Dr. Ross Slotten says:
Approved in 2017, Juluca is another highly effective STR, but it does not include 2 NRTIs. It is a unique two-drug regimen: an INSTI and NNRTI (non-nucleoside reverse transcriptase inhibitor). NRTIs have been implicated in a number of adverse events, like lactose acidosis (all NRTIs), kidney toxicity (TDF), lipodystrophy (AZT/Retrovir and D4T/Zerit), heart attacks (abacavir), and bone density loss (TDF). Juluca contains dolutegravir and rilpivirine, a second generation non-nucleoside reverse transcriptase inhibitor distantly related to efavirenz (Sustiva). The drug has a special place in my heart because it is the first STR that I have been able to prescribe to people who were heavily pre-treated in the early days of HIV treatment and developed multiple resistance mutations to the NRTI class of drugs. Thus, Biktarvy and Triumeq, yet to be proven otherwise, are probably not good choices in this setting. It is very well tolerated and, like Triumeq, a very tiny pill. The main drawback to Juluca is that rilpivirine has a low barrier to resistance. The medication must be taken with a high caloric meal (more than 400 calories) that must be chewed (no protein drinks; chewing increases its absorption). It can’t be taken with a proton pump inhibitor (PPI), like Prilosec, Nexium, or Prevacid, which interferes with rilpivirine’s absorption. Other acid blockers, like Tagamet, Pepcid, and Zantac, will not interfere with absorption if taken 12 hours apart. Juluca is a niche drug but one that has reduced the pill burden in a number of my heavily pre-treated patients.
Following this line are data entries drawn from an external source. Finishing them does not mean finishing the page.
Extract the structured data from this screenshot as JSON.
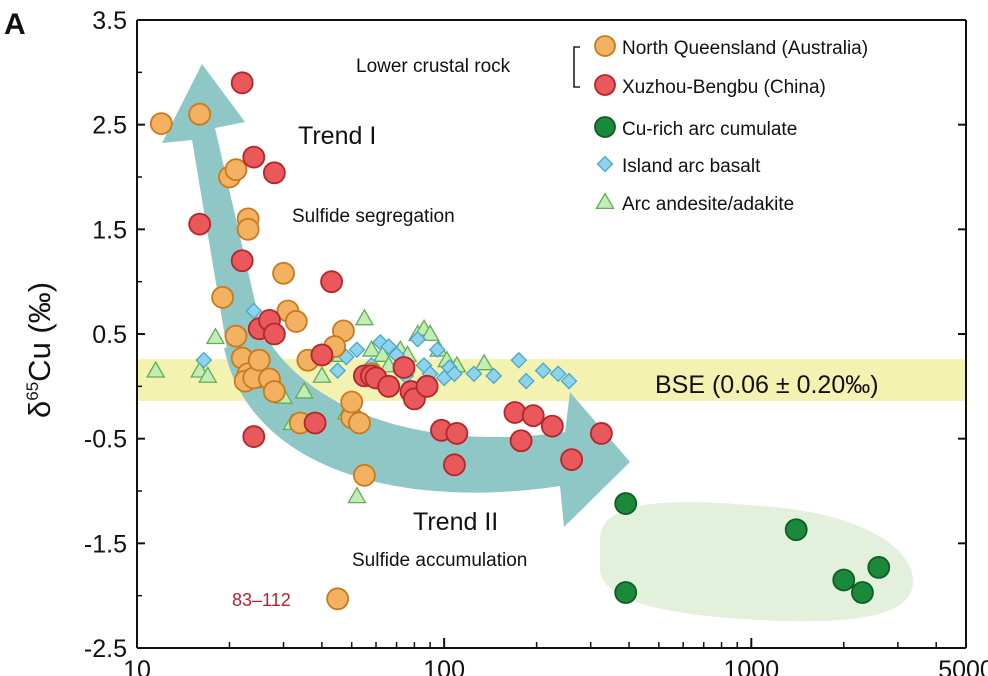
{
  "chart_data": {
    "type": "scatter",
    "panel_label": "A",
    "xscale": "log",
    "xlim": [
      10,
      5000
    ],
    "ylim": [
      -2.5,
      3.5
    ],
    "y_ticks": [
      "3.5",
      "2.5",
      "1.5",
      "0.5",
      "-0.5",
      "-1.5",
      "-2.5"
    ],
    "y_tick_values": [
      3.5,
      2.5,
      1.5,
      0.5,
      -0.5,
      -1.5,
      -2.5
    ],
    "x_ticks": [
      "10",
      "100",
      "1000",
      "5000"
    ],
    "x_tick_values": [
      10,
      100,
      1000,
      5000
    ],
    "ylabel_main": "δ",
    "ylabel_sup": "65",
    "ylabel_rest": "Cu (‰)",
    "xlabel": "",
    "legend": {
      "group_label": "Lower crustal rock",
      "entries": [
        "North Queensland (Australia)",
        "Xuzhou-Bengbu (China)",
        "Cu-rich arc cumulate",
        "Island arc basalt",
        "Arc andesite/adakite"
      ]
    },
    "bse_band": {
      "label": "BSE (0.06 ± 0.20‰)",
      "center": 0.06,
      "halfwidth": 0.2,
      "color": "#f4f2b0"
    },
    "annotations": {
      "trend1_title": "Trend I",
      "trend1_sub": "Sulfide segregation",
      "trend2_title": "Trend II",
      "trend2_sub": "Sulfide accumulation",
      "outlier_note": "83–112"
    },
    "colors": {
      "north_queensland": "#f3b162",
      "xuzhou_bengbu": "#e9585a",
      "cu_rich_cumulate": "#1a8a3a",
      "island_arc_basalt": "#8dd3ec",
      "arc_andesite": "#c4ecb6",
      "arrow": "#8fc7c7",
      "cumulate_field": "#e3f1dc"
    },
    "series": [
      {
        "name": "North Queensland (Australia)",
        "marker": "circle",
        "points": [
          [
            12,
            2.51
          ],
          [
            16,
            2.6
          ],
          [
            20,
            2.0
          ],
          [
            21,
            2.07
          ],
          [
            23,
            1.6
          ],
          [
            23,
            1.5
          ],
          [
            19,
            0.85
          ],
          [
            21,
            0.48
          ],
          [
            30,
            1.08
          ],
          [
            31,
            0.72
          ],
          [
            33,
            0.62
          ],
          [
            36,
            0.25
          ],
          [
            22,
            0.27
          ],
          [
            23,
            0.12
          ],
          [
            22.5,
            0.05
          ],
          [
            24,
            0.08
          ],
          [
            25,
            0.25
          ],
          [
            27,
            0.07
          ],
          [
            28,
            -0.05
          ],
          [
            34,
            -0.35
          ],
          [
            38,
            -0.35
          ],
          [
            47,
            0.53
          ],
          [
            44,
            0.38
          ],
          [
            50,
            -0.3
          ],
          [
            50,
            -0.15
          ],
          [
            53,
            -0.35
          ],
          [
            58,
            0.12
          ],
          [
            55,
            -0.85
          ],
          [
            45,
            -2.03
          ]
        ]
      },
      {
        "name": "Xuzhou-Bengbu (China)",
        "marker": "circle",
        "points": [
          [
            22,
            2.9
          ],
          [
            24,
            2.19
          ],
          [
            28,
            2.04
          ],
          [
            16,
            1.55
          ],
          [
            22,
            1.2
          ],
          [
            25,
            0.55
          ],
          [
            27,
            0.63
          ],
          [
            28,
            0.5
          ],
          [
            43,
            1.0
          ],
          [
            40,
            0.3
          ],
          [
            24,
            -0.48
          ],
          [
            38,
            -0.35
          ],
          [
            55,
            0.1
          ],
          [
            58,
            0.1
          ],
          [
            60,
            0.08
          ],
          [
            66,
            0.0
          ],
          [
            74,
            0.18
          ],
          [
            78,
            -0.05
          ],
          [
            80,
            -0.12
          ],
          [
            88,
            0.0
          ],
          [
            98,
            -0.42
          ],
          [
            108,
            -0.75
          ],
          [
            110,
            -0.45
          ],
          [
            170,
            -0.25
          ],
          [
            178,
            -0.52
          ],
          [
            195,
            -0.28
          ],
          [
            225,
            -0.38
          ],
          [
            260,
            -0.7
          ],
          [
            325,
            -0.45
          ]
        ]
      },
      {
        "name": "Cu-rich arc cumulate",
        "marker": "circle",
        "points": [
          [
            390,
            -1.12
          ],
          [
            390,
            -1.97
          ],
          [
            1400,
            -1.37
          ],
          [
            2000,
            -1.85
          ],
          [
            2300,
            -1.97
          ],
          [
            2600,
            -1.73
          ]
        ]
      },
      {
        "name": "Island arc basalt",
        "marker": "diamond",
        "points": [
          [
            16.5,
            0.25
          ],
          [
            24,
            0.72
          ],
          [
            45,
            0.15
          ],
          [
            48,
            0.28
          ],
          [
            52,
            0.35
          ],
          [
            58,
            0.2
          ],
          [
            62,
            0.42
          ],
          [
            66,
            0.38
          ],
          [
            70,
            0.3
          ],
          [
            75,
            0.1
          ],
          [
            82,
            0.45
          ],
          [
            86,
            0.2
          ],
          [
            90,
            0.12
          ],
          [
            95,
            0.35
          ],
          [
            100,
            0.08
          ],
          [
            104,
            0.18
          ],
          [
            108,
            0.12
          ],
          [
            125,
            0.12
          ],
          [
            145,
            0.1
          ],
          [
            175,
            0.25
          ],
          [
            185,
            0.05
          ],
          [
            210,
            0.15
          ],
          [
            235,
            0.12
          ],
          [
            255,
            0.05
          ]
        ]
      },
      {
        "name": "Arc andesite/adakite",
        "marker": "triangle",
        "points": [
          [
            11.5,
            0.15
          ],
          [
            16,
            0.15
          ],
          [
            17,
            0.1
          ],
          [
            18,
            0.47
          ],
          [
            23,
            0.15
          ],
          [
            26,
            0.05
          ],
          [
            30,
            -0.1
          ],
          [
            32,
            -0.35
          ],
          [
            35,
            -0.05
          ],
          [
            40,
            0.1
          ],
          [
            46,
            0.3
          ],
          [
            48,
            -0.25
          ],
          [
            55,
            0.65
          ],
          [
            58,
            0.35
          ],
          [
            63,
            0.3
          ],
          [
            66,
            0.2
          ],
          [
            72,
            0.35
          ],
          [
            76,
            0.3
          ],
          [
            82,
            0.5
          ],
          [
            86,
            0.55
          ],
          [
            90,
            0.5
          ],
          [
            96,
            0.35
          ],
          [
            102,
            0.25
          ],
          [
            110,
            0.2
          ],
          [
            135,
            0.22
          ],
          [
            52,
            -1.05
          ]
        ]
      }
    ]
  }
}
Activist Bridgette Picou says:
Juluca is indicated as a switch regimen. Specifically, patients virally suppressed for more than six months and stable on their current regimen. It is two drugs rather than three, which is a long-term-use benefit since it should reduce drug effects on the body over time. Less drug, less toxicity. Juluca should also be taken with a meal.